There are no exceptional items in 2007/8. In 2006/7, exceptional items
were as follows:
– Pensions adjustment relating to the Finance Act 2006 – Following
changes introduced by the Finance Act with effect from April 2006
(Pensions A-Day), Tesco’s UK approved pension schemes have
implemented revised terms for members exchanging pension at
retirement date, allowing them the option to commute (convert) a
larger amount of their pension to a tax-free lump sum on retirement.
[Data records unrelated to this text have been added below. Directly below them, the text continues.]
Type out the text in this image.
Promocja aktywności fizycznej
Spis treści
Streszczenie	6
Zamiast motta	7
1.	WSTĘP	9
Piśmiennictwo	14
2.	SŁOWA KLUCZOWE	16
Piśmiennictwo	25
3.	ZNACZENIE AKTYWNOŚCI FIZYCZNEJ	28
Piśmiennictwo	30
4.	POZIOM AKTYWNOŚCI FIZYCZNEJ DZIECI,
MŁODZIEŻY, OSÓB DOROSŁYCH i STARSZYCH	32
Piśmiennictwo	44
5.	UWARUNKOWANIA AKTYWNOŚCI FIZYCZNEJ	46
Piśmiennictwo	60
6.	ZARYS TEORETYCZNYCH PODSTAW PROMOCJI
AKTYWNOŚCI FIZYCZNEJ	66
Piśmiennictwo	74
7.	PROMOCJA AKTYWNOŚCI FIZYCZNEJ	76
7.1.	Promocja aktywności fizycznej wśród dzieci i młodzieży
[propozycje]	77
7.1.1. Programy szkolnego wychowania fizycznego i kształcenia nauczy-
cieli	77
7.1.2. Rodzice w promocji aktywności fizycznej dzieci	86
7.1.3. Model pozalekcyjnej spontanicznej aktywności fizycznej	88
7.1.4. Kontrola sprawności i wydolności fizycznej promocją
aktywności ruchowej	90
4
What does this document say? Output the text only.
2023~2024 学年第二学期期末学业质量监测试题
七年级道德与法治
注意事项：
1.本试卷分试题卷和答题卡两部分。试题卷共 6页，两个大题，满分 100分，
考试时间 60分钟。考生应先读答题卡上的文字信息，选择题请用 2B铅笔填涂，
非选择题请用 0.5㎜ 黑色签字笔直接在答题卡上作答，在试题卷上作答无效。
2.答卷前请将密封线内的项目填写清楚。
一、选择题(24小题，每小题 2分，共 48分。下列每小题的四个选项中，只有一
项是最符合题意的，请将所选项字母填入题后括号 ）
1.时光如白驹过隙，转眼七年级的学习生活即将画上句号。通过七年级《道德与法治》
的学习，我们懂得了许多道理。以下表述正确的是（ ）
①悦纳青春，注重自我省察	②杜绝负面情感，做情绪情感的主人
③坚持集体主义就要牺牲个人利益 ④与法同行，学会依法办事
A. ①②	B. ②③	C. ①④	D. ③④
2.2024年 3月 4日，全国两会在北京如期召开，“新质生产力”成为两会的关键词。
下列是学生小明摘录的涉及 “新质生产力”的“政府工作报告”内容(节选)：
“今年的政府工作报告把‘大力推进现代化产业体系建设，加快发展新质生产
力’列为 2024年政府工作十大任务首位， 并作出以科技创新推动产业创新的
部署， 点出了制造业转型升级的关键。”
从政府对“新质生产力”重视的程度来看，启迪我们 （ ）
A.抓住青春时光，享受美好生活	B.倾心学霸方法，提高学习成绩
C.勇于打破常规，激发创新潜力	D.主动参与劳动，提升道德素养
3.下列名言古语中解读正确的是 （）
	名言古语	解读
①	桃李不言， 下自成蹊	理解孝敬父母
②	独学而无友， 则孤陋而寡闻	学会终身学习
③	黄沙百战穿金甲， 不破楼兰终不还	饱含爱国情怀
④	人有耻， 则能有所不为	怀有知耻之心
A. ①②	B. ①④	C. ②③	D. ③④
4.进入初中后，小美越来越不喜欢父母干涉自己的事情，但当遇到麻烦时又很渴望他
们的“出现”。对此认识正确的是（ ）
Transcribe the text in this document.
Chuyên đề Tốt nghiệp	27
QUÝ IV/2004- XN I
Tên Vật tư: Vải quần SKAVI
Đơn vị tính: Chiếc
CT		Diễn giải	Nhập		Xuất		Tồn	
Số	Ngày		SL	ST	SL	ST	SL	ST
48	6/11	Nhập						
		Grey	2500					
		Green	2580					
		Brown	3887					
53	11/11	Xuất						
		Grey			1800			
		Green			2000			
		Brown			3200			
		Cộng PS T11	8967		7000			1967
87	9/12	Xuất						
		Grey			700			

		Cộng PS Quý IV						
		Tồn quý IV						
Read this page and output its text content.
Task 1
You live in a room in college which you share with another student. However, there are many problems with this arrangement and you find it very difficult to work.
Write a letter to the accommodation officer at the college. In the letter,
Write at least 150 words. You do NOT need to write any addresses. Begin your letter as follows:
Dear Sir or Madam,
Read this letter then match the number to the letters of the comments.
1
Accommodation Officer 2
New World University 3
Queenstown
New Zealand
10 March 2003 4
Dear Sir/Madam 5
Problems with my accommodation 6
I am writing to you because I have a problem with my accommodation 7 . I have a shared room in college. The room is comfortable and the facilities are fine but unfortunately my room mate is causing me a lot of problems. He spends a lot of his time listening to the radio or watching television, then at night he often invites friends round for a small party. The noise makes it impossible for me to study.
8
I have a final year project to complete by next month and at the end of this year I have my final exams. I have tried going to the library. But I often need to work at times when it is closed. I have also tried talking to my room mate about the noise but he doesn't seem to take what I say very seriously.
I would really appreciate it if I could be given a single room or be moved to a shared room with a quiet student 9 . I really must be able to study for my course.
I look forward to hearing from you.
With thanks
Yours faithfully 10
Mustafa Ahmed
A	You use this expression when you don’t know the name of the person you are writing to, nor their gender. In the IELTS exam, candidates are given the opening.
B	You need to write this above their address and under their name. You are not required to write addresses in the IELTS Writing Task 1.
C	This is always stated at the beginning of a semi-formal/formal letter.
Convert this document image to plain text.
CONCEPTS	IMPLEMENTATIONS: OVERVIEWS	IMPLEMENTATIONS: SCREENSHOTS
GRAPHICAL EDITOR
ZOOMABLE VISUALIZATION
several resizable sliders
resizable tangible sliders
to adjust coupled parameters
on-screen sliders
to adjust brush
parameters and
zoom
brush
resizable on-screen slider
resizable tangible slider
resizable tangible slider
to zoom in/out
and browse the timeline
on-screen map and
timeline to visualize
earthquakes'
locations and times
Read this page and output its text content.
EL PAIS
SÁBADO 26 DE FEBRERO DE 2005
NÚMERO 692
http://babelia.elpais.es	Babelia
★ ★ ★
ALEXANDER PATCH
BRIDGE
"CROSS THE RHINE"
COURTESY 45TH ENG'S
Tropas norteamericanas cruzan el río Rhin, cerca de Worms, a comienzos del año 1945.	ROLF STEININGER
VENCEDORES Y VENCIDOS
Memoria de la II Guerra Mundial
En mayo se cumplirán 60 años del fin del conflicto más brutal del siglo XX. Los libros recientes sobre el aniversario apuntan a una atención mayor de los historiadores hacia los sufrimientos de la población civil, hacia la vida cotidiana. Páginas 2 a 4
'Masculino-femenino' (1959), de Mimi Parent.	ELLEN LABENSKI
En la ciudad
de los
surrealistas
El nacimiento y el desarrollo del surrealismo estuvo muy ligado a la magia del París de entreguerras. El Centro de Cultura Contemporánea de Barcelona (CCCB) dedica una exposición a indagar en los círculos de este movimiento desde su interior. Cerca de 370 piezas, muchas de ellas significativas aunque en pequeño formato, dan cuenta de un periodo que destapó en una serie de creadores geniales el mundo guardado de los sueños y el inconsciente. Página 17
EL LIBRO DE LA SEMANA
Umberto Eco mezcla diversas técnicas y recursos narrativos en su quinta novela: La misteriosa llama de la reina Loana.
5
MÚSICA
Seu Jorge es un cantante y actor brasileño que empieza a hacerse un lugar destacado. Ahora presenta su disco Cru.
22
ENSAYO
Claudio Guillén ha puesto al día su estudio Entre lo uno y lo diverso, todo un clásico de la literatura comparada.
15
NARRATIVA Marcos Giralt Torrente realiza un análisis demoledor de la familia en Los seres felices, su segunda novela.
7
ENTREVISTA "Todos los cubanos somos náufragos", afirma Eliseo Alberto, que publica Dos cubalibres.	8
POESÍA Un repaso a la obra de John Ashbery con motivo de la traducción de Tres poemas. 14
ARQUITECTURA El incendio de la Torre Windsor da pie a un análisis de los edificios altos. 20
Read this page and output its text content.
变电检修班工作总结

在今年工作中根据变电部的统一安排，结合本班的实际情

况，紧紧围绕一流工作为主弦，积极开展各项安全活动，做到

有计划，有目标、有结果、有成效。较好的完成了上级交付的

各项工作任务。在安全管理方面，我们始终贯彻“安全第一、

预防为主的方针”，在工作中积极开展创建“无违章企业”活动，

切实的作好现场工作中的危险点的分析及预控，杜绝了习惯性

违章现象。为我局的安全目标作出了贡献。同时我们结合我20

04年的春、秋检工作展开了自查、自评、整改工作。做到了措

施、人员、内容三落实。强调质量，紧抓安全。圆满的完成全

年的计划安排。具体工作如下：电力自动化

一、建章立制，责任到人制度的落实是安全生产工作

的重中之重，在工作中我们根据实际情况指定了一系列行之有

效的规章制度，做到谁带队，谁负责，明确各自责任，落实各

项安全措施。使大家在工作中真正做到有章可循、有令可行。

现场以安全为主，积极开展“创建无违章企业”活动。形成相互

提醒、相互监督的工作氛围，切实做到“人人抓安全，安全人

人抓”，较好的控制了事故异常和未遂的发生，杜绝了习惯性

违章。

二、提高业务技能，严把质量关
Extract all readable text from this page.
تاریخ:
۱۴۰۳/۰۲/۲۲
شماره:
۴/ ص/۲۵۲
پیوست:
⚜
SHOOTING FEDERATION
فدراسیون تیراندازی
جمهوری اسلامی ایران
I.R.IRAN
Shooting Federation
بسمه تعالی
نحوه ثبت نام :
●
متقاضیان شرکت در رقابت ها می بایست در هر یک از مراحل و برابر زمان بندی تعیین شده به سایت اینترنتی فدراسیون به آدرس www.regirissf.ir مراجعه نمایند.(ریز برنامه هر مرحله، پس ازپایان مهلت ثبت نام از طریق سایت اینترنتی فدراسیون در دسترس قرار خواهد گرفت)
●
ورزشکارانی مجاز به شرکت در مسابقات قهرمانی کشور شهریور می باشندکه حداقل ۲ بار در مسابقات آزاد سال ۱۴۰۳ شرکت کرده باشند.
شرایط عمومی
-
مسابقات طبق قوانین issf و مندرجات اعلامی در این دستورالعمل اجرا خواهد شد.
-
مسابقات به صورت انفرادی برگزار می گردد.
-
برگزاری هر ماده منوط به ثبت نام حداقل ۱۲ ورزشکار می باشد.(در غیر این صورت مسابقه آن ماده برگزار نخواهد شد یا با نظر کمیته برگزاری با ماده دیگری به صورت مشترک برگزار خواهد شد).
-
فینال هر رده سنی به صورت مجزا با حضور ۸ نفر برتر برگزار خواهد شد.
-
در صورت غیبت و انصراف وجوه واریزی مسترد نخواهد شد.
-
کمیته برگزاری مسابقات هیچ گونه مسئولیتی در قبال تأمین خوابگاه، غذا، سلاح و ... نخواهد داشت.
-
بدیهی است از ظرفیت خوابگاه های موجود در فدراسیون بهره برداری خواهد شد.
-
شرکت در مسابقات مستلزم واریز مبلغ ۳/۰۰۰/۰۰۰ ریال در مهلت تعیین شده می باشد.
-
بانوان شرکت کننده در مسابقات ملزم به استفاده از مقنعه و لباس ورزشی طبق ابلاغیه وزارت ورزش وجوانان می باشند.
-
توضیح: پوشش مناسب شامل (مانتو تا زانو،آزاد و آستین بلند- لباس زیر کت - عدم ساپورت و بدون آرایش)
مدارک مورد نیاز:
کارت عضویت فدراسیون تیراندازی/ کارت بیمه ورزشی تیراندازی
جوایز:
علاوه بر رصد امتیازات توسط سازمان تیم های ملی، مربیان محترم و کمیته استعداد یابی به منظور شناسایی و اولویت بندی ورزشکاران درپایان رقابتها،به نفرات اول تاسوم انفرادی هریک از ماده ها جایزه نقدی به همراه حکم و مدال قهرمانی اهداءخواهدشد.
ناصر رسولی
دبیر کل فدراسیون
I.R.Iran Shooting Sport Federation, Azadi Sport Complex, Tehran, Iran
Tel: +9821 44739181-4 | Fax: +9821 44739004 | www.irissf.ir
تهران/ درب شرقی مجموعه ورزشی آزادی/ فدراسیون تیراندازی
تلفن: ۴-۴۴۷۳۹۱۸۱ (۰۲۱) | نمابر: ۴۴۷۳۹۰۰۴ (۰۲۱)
Accordingly, the assumptions made in calculating the defined benefit
pension liability have been revised, and a gain of £250m was recognised
in the Group Income Statement during the year. Changes to scheme
rules in the Republic of Ireland affecting early retirement have reduced
pension liabilities by a further £8m, which was also recognised in the
Group Income Statement. Revisions to the commutation assumption
will be reflected within the Group Statement of Recognised Income
and Expense from 2007/8.
– Impairment of the Gerrards Cross site – We faced continuing uncertainty
in 2006/7 in respect of our Gerrards Cross site as a result of the
complex legal situation following the tunnel collapse. However, during
2006/7 we wrote off the carrying value of our existing asset there
(an impairment charge of £35m). No decision has yet been taken
about the future of this site.
Segmental trading profit
Segmental trading profit is an adjusted measure of operating profit,
which measures the performance of each geographical segment before
exceptional items, profit/(loss) arising on property-related items, impact
on leases of annual uplifts in rent and rent-free periods, and replaces the
IAS 19 pension charge with the ‘normal’ cash contributions for pensions.